Tema Gagas RI ke sembilan adalah "Panca Sila dan Cinta Tanah Air" dengan narasumber Ignatius Suharyo, Uskup Agung Jakarta. Dengan moderator Sukidi, dan penanggap Prof. Sulistyowati Irianto dari Universitas Indonesia dan Habib Husein Ja'far Al Hadar penceramah.
Sebagai seorang Uskup, Suharyo berbicara tentang bagaimana menjadi 100% Katolik, dan 100% Indonesia.
Manusia memiliki tubuh dan roh. Tubuh membutuhkan makanan, sedangkan roh membutuhkan imajinasi.
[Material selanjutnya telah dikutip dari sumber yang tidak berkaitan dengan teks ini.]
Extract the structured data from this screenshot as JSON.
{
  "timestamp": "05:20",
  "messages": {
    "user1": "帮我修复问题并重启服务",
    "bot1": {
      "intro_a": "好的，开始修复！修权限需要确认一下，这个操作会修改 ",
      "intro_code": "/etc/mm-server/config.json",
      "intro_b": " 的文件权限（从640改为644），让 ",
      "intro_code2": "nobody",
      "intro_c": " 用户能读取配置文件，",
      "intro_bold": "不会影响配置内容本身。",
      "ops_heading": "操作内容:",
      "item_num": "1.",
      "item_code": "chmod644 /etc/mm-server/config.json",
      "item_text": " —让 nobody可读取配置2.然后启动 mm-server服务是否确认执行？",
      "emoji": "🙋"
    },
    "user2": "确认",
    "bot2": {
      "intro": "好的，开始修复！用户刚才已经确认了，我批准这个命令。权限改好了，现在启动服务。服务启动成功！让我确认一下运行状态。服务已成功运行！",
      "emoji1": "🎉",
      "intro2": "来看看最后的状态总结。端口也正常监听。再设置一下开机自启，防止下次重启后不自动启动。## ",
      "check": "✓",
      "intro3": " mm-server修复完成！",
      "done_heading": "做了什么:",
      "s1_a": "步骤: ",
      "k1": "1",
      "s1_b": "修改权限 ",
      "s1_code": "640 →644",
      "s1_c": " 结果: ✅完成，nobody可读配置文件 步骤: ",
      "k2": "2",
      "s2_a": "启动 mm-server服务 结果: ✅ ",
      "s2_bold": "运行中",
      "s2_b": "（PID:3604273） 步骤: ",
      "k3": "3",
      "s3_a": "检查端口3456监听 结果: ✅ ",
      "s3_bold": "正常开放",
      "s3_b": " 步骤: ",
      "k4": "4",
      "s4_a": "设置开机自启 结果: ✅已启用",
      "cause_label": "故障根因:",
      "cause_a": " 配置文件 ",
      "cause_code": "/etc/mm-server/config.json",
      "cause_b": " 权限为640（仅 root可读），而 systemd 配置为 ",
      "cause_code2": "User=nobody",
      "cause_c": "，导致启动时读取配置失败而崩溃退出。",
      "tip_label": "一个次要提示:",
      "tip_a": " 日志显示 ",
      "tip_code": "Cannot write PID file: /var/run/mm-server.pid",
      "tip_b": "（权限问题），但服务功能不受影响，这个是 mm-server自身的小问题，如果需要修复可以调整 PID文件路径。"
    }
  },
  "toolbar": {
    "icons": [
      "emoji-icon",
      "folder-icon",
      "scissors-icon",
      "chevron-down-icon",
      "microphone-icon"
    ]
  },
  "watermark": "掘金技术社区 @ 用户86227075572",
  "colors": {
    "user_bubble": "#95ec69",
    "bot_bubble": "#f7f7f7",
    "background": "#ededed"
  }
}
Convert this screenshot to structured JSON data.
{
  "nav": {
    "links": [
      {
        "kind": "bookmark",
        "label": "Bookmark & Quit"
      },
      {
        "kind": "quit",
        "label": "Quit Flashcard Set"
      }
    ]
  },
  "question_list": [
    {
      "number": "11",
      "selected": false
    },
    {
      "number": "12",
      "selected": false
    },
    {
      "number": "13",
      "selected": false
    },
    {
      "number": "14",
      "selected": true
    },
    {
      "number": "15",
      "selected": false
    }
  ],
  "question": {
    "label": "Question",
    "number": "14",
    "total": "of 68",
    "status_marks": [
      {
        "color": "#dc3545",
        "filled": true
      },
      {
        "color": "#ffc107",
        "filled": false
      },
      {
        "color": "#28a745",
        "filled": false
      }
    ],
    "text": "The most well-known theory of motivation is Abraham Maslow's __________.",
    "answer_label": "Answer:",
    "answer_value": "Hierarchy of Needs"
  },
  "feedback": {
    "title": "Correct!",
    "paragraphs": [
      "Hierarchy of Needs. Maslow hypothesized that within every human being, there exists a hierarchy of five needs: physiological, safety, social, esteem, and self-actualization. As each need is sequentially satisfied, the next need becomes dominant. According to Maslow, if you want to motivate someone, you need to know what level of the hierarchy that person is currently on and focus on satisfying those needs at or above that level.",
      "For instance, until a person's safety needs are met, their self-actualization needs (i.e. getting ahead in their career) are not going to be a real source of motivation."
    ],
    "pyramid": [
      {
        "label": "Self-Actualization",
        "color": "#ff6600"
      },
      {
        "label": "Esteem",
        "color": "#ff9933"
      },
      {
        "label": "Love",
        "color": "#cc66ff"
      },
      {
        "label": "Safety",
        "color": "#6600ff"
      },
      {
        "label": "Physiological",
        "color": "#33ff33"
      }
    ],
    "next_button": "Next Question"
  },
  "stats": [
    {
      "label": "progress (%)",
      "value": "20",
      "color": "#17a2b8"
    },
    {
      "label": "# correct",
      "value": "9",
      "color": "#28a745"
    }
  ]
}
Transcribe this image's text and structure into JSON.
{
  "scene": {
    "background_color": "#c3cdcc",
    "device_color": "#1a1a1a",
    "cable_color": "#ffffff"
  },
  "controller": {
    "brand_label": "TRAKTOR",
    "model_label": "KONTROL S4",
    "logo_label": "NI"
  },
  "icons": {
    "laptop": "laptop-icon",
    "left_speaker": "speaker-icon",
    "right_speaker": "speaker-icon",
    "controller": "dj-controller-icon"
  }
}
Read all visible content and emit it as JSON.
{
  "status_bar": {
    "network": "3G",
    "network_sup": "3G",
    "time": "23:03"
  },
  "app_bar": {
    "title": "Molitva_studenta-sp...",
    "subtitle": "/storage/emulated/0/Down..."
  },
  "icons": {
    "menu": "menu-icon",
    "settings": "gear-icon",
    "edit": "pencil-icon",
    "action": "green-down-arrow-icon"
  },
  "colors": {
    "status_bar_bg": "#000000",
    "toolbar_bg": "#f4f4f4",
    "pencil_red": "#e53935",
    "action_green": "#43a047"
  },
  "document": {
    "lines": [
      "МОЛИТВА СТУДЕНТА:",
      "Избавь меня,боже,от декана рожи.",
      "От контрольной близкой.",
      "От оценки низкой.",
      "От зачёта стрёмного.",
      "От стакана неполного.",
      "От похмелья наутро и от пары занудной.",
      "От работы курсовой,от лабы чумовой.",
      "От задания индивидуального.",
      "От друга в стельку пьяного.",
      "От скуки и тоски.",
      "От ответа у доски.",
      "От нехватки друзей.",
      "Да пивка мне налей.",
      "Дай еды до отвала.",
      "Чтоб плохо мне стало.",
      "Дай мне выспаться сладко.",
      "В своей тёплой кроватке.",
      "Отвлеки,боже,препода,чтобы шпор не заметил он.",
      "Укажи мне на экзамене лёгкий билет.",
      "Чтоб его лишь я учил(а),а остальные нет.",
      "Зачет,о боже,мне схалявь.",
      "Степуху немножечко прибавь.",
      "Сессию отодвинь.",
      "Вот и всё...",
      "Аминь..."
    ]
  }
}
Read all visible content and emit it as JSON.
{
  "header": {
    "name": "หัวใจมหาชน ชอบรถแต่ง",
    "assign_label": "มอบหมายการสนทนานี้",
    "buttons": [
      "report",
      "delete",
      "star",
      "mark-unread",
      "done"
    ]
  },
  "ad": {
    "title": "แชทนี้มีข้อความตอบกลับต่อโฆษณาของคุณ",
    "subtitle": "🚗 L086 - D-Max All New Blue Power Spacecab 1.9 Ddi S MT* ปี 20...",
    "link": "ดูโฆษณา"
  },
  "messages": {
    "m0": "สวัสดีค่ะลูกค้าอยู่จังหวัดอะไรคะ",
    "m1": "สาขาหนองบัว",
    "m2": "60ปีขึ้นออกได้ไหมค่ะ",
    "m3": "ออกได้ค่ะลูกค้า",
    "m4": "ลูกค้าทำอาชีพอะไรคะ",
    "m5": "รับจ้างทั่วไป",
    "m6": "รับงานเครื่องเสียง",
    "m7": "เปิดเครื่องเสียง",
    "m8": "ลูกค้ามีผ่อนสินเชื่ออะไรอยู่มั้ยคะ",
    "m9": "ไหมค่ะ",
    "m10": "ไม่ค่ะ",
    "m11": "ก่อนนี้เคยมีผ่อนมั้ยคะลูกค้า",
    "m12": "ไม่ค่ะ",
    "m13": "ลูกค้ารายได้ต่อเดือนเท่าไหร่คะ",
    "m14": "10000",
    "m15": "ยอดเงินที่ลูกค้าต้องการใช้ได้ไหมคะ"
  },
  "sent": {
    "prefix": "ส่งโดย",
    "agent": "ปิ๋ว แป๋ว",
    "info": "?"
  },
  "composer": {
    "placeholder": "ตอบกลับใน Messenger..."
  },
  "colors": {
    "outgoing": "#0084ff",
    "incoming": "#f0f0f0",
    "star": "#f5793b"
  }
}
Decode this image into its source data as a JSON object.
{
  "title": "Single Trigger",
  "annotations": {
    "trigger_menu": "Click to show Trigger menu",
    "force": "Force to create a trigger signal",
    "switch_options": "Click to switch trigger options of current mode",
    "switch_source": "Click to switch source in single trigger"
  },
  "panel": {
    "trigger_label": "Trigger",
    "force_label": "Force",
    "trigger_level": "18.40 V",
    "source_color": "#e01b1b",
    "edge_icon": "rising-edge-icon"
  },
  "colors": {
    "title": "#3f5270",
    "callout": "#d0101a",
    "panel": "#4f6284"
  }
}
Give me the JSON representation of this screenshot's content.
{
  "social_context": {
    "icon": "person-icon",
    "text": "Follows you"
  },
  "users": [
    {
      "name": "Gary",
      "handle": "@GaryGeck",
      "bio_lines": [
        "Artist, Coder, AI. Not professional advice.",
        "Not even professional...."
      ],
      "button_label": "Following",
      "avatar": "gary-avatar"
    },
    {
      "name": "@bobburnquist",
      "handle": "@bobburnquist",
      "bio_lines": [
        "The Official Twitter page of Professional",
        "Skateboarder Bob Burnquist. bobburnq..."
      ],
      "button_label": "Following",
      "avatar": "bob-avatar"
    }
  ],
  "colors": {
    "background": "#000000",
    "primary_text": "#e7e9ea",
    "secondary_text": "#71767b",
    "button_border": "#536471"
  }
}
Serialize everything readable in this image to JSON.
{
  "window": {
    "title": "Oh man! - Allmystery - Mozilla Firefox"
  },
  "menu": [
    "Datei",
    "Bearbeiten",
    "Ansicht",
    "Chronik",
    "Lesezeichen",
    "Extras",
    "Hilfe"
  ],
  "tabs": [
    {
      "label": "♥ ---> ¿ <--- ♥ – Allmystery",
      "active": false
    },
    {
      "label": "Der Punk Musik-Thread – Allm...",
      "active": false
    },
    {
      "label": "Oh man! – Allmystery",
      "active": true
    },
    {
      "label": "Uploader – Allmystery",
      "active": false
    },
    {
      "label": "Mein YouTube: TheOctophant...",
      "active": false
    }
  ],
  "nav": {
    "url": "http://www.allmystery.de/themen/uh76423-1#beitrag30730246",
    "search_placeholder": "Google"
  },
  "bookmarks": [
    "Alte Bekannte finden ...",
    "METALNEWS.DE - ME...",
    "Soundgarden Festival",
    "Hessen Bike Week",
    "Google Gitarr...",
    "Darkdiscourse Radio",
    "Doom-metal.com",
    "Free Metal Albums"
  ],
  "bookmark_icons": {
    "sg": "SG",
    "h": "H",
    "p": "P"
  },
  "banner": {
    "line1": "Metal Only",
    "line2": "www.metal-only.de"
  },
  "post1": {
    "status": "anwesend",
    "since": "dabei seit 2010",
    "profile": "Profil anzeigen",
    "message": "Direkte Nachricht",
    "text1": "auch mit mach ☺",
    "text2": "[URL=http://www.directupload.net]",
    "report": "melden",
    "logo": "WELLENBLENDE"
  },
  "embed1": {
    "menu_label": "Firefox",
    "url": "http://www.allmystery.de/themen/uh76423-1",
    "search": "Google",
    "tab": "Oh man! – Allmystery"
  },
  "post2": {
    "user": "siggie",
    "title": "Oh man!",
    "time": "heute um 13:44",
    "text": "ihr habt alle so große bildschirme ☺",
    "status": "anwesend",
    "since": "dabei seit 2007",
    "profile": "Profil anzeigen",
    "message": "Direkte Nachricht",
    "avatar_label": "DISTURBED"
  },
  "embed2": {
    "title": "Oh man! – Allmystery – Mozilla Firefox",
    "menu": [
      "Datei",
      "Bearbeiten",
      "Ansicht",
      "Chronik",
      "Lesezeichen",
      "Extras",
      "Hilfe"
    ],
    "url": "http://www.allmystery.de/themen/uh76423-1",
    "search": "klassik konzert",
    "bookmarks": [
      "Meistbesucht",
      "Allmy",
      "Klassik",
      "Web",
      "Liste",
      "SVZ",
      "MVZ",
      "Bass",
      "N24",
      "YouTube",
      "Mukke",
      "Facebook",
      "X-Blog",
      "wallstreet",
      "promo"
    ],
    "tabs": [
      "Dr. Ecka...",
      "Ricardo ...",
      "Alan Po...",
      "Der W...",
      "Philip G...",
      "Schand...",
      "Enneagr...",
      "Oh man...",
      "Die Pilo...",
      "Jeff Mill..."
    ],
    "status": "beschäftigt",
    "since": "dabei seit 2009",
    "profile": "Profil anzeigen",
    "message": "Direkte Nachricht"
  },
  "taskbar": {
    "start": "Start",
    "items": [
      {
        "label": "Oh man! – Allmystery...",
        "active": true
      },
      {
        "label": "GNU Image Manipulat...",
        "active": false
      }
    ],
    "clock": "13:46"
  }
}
Disebut "menjadi", karena 100% hanya bisa terjadi pada Santo. Sedangkan manusia biasa hanya bisa mencapai kodratnya sebagai manusiawi, bila sanggup menjalankan kesucian dalam cara hidupnya. Yang dihayati dengan kasih. Yang harus dihilangkan adalah  keserakahan.
Hal ini sangat sulit dicapai, karena mengutip dari Mochtar Lubis mengenai 6 sifat manusia Indonesia yang sangat miris.
Padahal cinta tanah air adalah watak yang 100% peduli pada negaranya.
Contoh konkret adalah yang dilakukan oleh  Uskup Semarang, Sugiyapranata dan gurunya van Lith, seorang pastor Belanda dengan jiwa seorang Jawa. Padahal sebagai seorang misionaris seharusnya bersikap sebagai penengah antara pemerintah kolonial dengan pribumi. Namun van Lith justru lebih memihak pribumi (bumi putera).
Tindakan yang dilakukan oleh Sugiyapranata adalah menulis surat kepada Vatican agar mengakui kemerdekaan Indonesia. Dan menunjukkan aksinya turun dari delman di Jogja pada saat Jogja menjadi ibukota sementara Republik Indonesia.
Kedua aksi  Sugiyapranata ini menunjukkan bahwa umat Katolik juga ikut berjuang pada proses kemerdekaan Indonesia.
Bagaimana merawat dan mengembangkan cinta tanah air? Dilakukan dengan merawat ingatan bersama dengan doa untuk tanah air. Khususnya pada tiga peristiwa historis, kebangkitan nasional, sumpah pemuda, dan proklamasi kemerdekaan; dimana ditetapkan Panca Sila sebagai dasar negara. Untuk merawat rasa cinta tanah air, Â harus mengamalkan Panca Sila ke dalam batin.
Dalam tanggapannya Prof. Sulistyowati menyoroti cara menghadapi masalah yang berat. Yang diberikan contoh oleh Uskup Suharyo bahwa kita masih mempunyai harapan dengan adanya creative minority.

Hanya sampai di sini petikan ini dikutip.